I recently acquired an 18538 blower and am trying to understand how the shear(?) pin(s) are suppose to work. In the exploded diagrams shown on this site item #41 is called a Drive Pin and item #42 is called a Shear Pin. What are these pins? Roll pins? Why is there 2? Why are they called different names when they go through the same pieces of steel?

Thanks in advance,
Blane


----------



## guest2 (Dec 27, 2003)

Hi Blane
Welcome to TF! I don't see any difference in the two aside from the diameter. Seems from the diagram that if the shear pin snapped the drive pin would still be holding it.

My experience on the older flat back sno-thrower is the chain breaks if you hit something like a sewer cap.


----------



## blane (Aug 12, 2004)

Hi Sixchows,

Thanks for the welcome. I have been lurking here for a while. 

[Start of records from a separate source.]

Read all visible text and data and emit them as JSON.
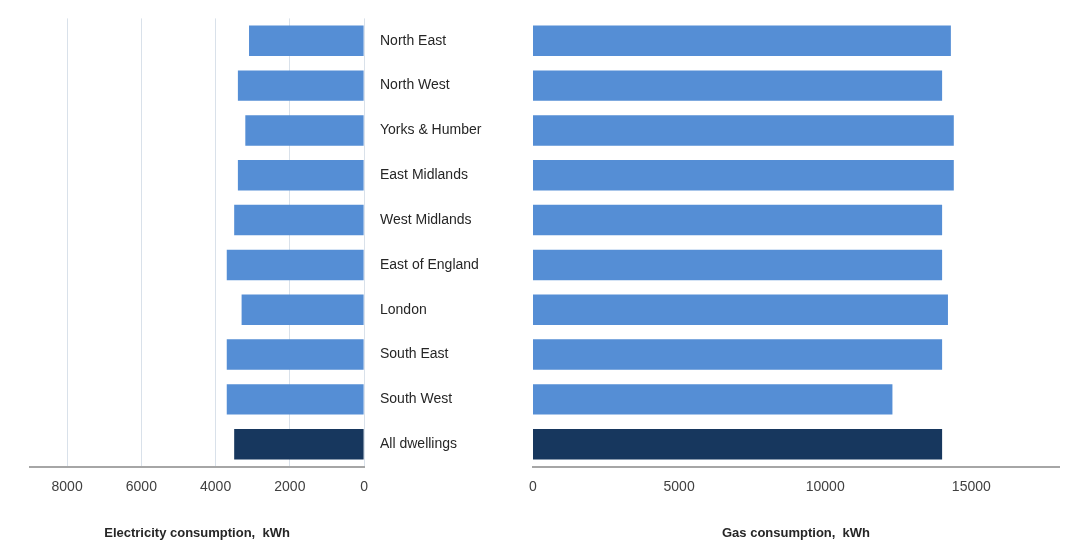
{
  "chart_data": [
    {
      "type": "bar",
      "orientation": "horizontal",
      "categories": [
        null,
        null,
        null,
        null,
        null,
        null,
        null,
        null,
        null,
        null
      ],
      "values": [
        3100,
        3400,
        3200,
        3400,
        3500,
        3700,
        3300,
        3700,
        3700,
        3500
      ],
      "colors": [
        "#558ed5",
        "#558ed5",
        "#558ed5",
        "#558ed5",
        "#558ed5",
        "#558ed5",
        "#558ed5",
        "#558ed5",
        "#558ed5",
        "#17375e"
      ],
      "xlim": [
        9000,
        0
      ],
      "xticks": [
        8000,
        6000,
        4000,
        2000,
        0
      ],
      "xlabel": "Electricity consumption,  kWh",
      "grid": "x"
    },
    {
      "type": "bar",
      "orientation": "horizontal",
      "categories": [
        "North East",
        "North West",
        "Yorks & Humber",
        "East Midlands",
        "West Midlands",
        "East of England",
        "London",
        "South East",
        "South West",
        "All dwellings"
      ],
      "values": [
        14300,
        14000,
        14400,
        14400,
        14000,
        14000,
        14200,
        14000,
        12300,
        14000
      ],
      "colors": [
        "#558ed5",
        "#558ed5",
        "#558ed5",
        "#558ed5",
        "#558ed5",
        "#558ed5",
        "#558ed5",
        "#558ed5",
        "#558ed5",
        "#17375e"
      ],
      "xlim": [
        0,
        18000
      ],
      "xticks": [
        0,
        5000,
        10000,
        15000
      ],
      "xlabel": "Gas consumption,  kWh"
    }
  ]
}
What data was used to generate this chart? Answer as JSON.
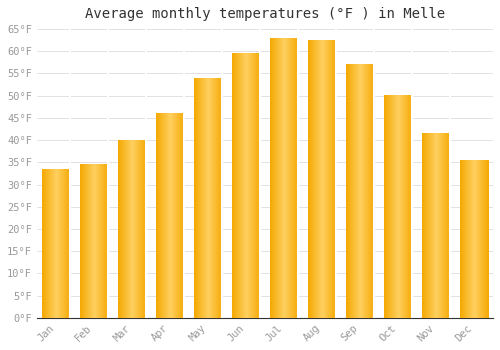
{
  "title": "Average monthly temperatures (°F ) in Melle",
  "months": [
    "Jan",
    "Feb",
    "Mar",
    "Apr",
    "May",
    "Jun",
    "Jul",
    "Aug",
    "Sep",
    "Oct",
    "Nov",
    "Dec"
  ],
  "values": [
    33.5,
    34.5,
    40.0,
    46.0,
    54.0,
    59.5,
    63.0,
    62.5,
    57.0,
    50.0,
    41.5,
    35.5
  ],
  "bar_color_outer": "#F5A800",
  "bar_color_inner": "#FFD060",
  "background_color": "#FFFFFF",
  "grid_color": "#DDDDDD",
  "text_color": "#999999",
  "ylim": [
    0,
    65
  ],
  "yticks": [
    0,
    5,
    10,
    15,
    20,
    25,
    30,
    35,
    40,
    45,
    50,
    55,
    60,
    65
  ],
  "title_fontsize": 10,
  "tick_fontsize": 7.5
}
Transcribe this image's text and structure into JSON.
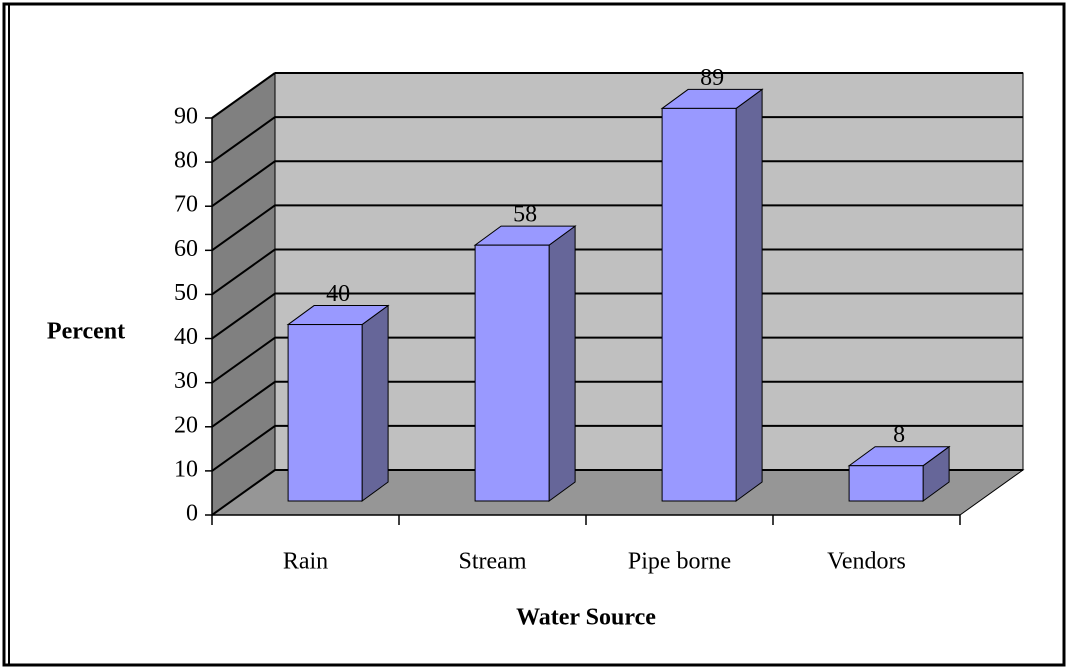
{
  "chart_data": {
    "type": "bar3d",
    "categories": [
      "Rain",
      "Stream",
      "Pipe borne",
      "Vendors"
    ],
    "values": [
      40,
      58,
      89,
      8
    ],
    "color": "#9999ff",
    "x_label": "Water Source",
    "y_label": "Percent",
    "ylim": [
      0,
      90
    ],
    "yticks": [
      0,
      10,
      20,
      30,
      40,
      50,
      60,
      70,
      80,
      90
    ],
    "grid": true
  }
}
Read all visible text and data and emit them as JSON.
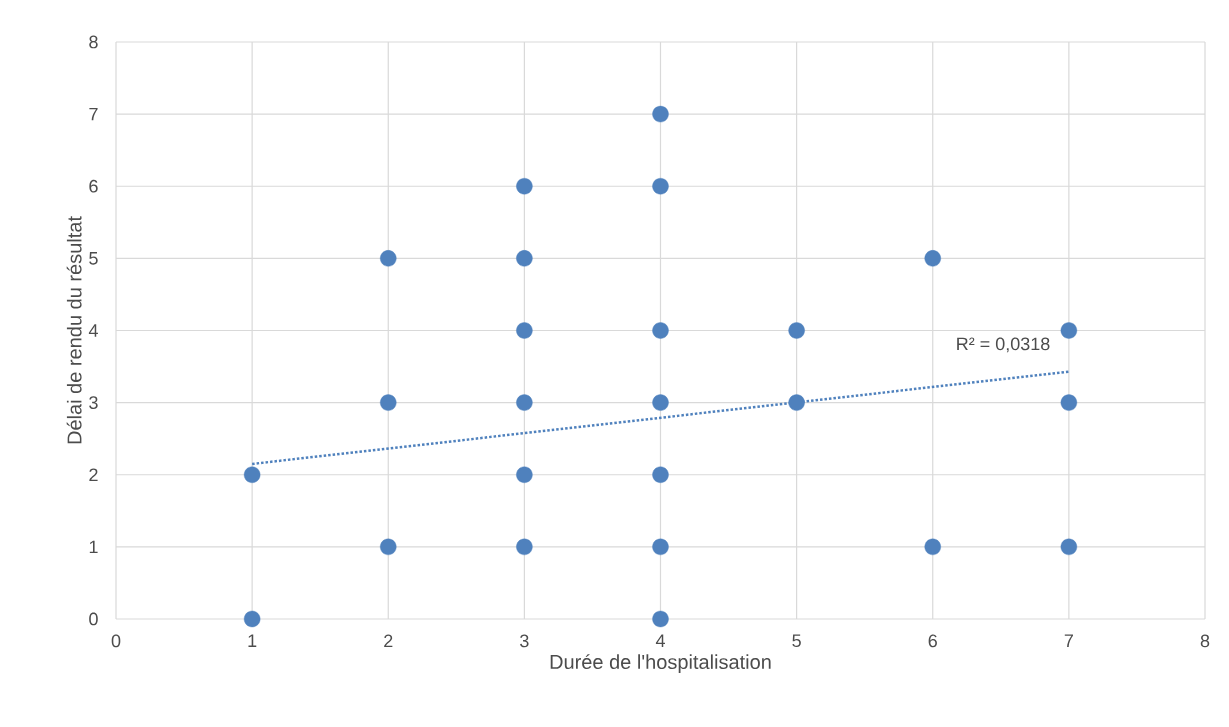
{
  "chart_data": {
    "type": "scatter",
    "xlabel": "Durée de l'hospitalisation",
    "ylabel": "Délai de rendu du résultat",
    "series": [
      {
        "color": "#4f81bd",
        "marker": "circle",
        "x": [
          1,
          1,
          2,
          2,
          2,
          3,
          3,
          3,
          3,
          3,
          3,
          4,
          4,
          4,
          4,
          4,
          4,
          4,
          5,
          5,
          6,
          6,
          7,
          7,
          7
        ],
        "values": [
          0,
          2,
          1,
          3,
          5,
          1,
          2,
          3,
          4,
          5,
          6,
          0,
          1,
          2,
          3,
          4,
          6,
          7,
          3,
          4,
          1,
          5,
          1,
          3,
          4
        ]
      },
      {
        "type": "line",
        "color": "#4f81bd",
        "line_style": "dotted",
        "marker": "none",
        "x": [
          1,
          7
        ],
        "values": [
          2.15,
          3.43
        ]
      }
    ],
    "annotations": [
      "R² = 0,0318"
    ],
    "xlim": [
      0,
      8
    ],
    "ylim": [
      0,
      8
    ],
    "xticks": [
      0,
      1,
      2,
      3,
      4,
      5,
      6,
      7,
      8
    ],
    "yticks": [
      0,
      1,
      2,
      3,
      4,
      5,
      6,
      7,
      8
    ],
    "grid": true
  }
}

In regard to your response I don't see how one pin can break and the other can't. They both go through the same pieces of metal. They have different names but they both seem to be the same thing (roll pins). When I received my blower the smaller hole (3/16") had a roll pin in it. In a bag of hardware that came with the blower were a couple of larger roll pins that would seem to fit into the larger hole (1/4"), but I'm not sure... Why would they have different names if they seem to be the same thing?

What is everybody else doing? Leaving the larger hole empty? Does the small roll pin have enough strength to keep from shearing everytime moderate resistance is met?

Thanks in advance,
Blane


----------



## guest2 (Dec 27, 2003)

Blane

They might have different strengths. I wouldn't worry too much about them breaking. Just be sure each hole has the proper pin. My older style blower doesn't have any shear pins and aside from my brother hitting a sewer cap about 25 years ago and breaking the chain, nothing else was ever a problem. Didn't even bend anything, just the chain snapped.


----------



## henrylimmer (Nov 12, 2004)

I have a 18538 snow caster that I believe to be pretty much factory original save the new chain I just put on. Mine has the smaller of the two pins, I think it's called the drive pin, but has never had the larger pin as the hole is still completely painted without any scratches at all. I think the larger hole may be there to use a normal bolt as a shear pin if the factory roll pin brakes. A grade 2 bolt would have to be larger to have the same shear strength as a hardened steel roll pin. Just my initial thought.



> _Originally posted by blane _
> *Hi all,
> 
> I recently acquired an 18538 blower and am trying to understand how the shear(?) pin(s) are suppose to work. In the exploded diagrams shown on this site item #41 is called a Drive Pin and item #42 is called a Shear Pin. What are these pins? Roll pins? Why is there 2? Why are they called different names when they go through the same pieces of steel?
> ...


----------



## blane (Aug 12, 2004)

Thanks for the response.

The larger hole you are referring to as maybe a place to put a bolt if the roll pin brakes sounds plausable. However, my blower (new), same as yours, came with an extra roll pin the exact size of the larger hole. As if the small one were to brake or keep braking you could put in the larger one or one in the larger hole and one in the smaller hole???

Thanks,
Blane


----------